Alimony, or as some call it by the more politically correct term spousal support, in Texas is not a given. There are several types of alimony that may be awarded, and one of them is temporary alimony. It is also known as alimony pendent lite which means “pending suit,” and it is usually awarded while the divorce process is ongoing.

As the term implies, temporary alimony is of limited duration, although the same terms in a temporary alimony award may be used for a longer term after the divorce is final as a rehabilitative or permanent alimony. Temporary alimony is intended to prevent financial hardship for the spouse who has no independent means of support or who may be earning significantly less until such time as the divorce is final. There are no hard and fast rules for the granting of or terms of temporary alimony; it will depend on circumstances presented before the judge. In general, though, spousal support is $2,500 monthly or 20% of the income of the supporting spouse whichever is higher and will not extend beyond 3 years after the divorce has been finalized unless the petitioning spouse is disabled.

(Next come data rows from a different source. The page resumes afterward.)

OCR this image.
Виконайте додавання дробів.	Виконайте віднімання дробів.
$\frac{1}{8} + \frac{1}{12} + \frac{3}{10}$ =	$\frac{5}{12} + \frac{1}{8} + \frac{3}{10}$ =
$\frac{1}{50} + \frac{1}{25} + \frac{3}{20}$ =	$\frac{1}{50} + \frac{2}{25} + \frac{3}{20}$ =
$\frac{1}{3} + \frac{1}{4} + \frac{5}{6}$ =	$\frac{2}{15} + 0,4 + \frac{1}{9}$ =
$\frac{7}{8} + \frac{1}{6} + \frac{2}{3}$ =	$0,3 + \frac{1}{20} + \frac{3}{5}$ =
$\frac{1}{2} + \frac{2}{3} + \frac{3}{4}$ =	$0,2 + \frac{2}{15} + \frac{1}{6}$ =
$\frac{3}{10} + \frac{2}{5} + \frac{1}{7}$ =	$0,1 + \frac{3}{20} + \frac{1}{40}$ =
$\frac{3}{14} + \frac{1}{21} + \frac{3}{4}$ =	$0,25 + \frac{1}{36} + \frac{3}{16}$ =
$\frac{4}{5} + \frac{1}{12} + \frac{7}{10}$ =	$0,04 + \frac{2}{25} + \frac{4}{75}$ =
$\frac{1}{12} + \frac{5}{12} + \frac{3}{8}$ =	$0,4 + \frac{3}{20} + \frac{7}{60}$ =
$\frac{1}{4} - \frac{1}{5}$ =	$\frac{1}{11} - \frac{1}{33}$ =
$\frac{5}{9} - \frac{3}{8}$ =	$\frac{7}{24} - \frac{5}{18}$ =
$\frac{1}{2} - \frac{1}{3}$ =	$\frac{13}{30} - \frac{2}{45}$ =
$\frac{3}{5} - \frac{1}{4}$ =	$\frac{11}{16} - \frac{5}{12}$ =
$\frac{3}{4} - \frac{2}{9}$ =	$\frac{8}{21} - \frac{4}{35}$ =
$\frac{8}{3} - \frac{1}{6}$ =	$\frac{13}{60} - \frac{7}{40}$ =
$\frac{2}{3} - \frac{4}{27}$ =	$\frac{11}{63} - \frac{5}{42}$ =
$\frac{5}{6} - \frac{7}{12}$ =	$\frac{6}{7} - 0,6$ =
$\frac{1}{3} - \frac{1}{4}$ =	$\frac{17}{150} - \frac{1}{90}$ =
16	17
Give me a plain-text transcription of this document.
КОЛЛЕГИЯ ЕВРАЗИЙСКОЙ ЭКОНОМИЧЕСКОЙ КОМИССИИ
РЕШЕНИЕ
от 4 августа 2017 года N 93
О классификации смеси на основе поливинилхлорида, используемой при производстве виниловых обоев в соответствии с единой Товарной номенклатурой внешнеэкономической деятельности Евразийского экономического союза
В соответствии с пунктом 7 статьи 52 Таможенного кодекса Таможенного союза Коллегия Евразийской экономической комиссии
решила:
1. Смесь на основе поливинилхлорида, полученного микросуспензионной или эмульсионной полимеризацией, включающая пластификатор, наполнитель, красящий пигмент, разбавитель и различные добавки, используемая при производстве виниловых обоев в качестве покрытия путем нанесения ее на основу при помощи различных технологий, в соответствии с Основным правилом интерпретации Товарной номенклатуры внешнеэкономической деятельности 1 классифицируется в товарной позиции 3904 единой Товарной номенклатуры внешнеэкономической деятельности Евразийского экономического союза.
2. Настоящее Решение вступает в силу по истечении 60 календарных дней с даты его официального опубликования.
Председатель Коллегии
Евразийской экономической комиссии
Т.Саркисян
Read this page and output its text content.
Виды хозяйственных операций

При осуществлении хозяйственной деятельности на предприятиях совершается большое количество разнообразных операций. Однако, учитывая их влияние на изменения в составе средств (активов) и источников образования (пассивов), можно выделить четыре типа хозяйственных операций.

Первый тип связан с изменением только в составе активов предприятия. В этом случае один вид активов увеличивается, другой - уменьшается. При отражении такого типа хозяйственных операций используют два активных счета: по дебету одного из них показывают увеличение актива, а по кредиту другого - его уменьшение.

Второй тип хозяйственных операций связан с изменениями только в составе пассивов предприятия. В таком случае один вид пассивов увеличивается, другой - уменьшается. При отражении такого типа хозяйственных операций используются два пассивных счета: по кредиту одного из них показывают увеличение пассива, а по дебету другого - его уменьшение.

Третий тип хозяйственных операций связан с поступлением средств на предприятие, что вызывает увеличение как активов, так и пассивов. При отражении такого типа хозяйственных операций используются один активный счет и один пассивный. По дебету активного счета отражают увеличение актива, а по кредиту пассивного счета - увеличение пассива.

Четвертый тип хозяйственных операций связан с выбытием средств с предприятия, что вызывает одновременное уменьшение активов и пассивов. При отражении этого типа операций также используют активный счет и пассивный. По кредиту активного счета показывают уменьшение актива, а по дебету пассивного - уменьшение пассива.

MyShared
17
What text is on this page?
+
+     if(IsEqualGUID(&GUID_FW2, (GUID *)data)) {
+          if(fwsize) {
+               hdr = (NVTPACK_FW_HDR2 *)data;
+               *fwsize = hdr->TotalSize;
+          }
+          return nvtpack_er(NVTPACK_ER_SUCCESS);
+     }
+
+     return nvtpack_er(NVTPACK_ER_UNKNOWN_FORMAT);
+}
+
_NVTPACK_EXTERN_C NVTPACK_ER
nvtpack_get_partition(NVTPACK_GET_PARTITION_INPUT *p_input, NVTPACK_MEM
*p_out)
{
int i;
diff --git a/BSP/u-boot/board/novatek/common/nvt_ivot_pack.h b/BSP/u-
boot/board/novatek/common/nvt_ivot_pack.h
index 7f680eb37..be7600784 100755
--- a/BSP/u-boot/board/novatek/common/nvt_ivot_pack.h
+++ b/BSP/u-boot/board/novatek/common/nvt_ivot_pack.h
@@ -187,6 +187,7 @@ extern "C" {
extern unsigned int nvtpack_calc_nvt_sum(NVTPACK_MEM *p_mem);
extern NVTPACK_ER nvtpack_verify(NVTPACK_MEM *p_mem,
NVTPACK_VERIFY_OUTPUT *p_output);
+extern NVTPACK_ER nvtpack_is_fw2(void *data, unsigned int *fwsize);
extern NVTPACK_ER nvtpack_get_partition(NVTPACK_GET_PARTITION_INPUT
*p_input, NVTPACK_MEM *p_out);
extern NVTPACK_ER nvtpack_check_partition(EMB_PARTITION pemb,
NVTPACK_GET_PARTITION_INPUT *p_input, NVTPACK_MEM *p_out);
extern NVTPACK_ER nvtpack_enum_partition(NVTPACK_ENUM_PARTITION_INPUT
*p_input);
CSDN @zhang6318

Factors that may determine whether temporary alimony will be granted and how much include:

  • Financial situation of the petitioning spouse and supporting spouse
  • Ability and capability of the petitioning spouse to find gainful employment (includes skills, education, age, physical health, role as caregiver)
  • Responsibility of either spouse for the needless loss of community property or incurring of superfluous debt
  • Role of the unemployed spouse in the home
  • Extent of the efforts of petitioning spouse to find gainful employment or training
  • Marital misconduct of the petitioning spouse
  • Child custody

The petitioning spouse has to prove that there is a real need and hardship existing as a result of a divorce petition. Because a typical divorce can take as much as two years to finalize, temporary alimony serves a significant purpose.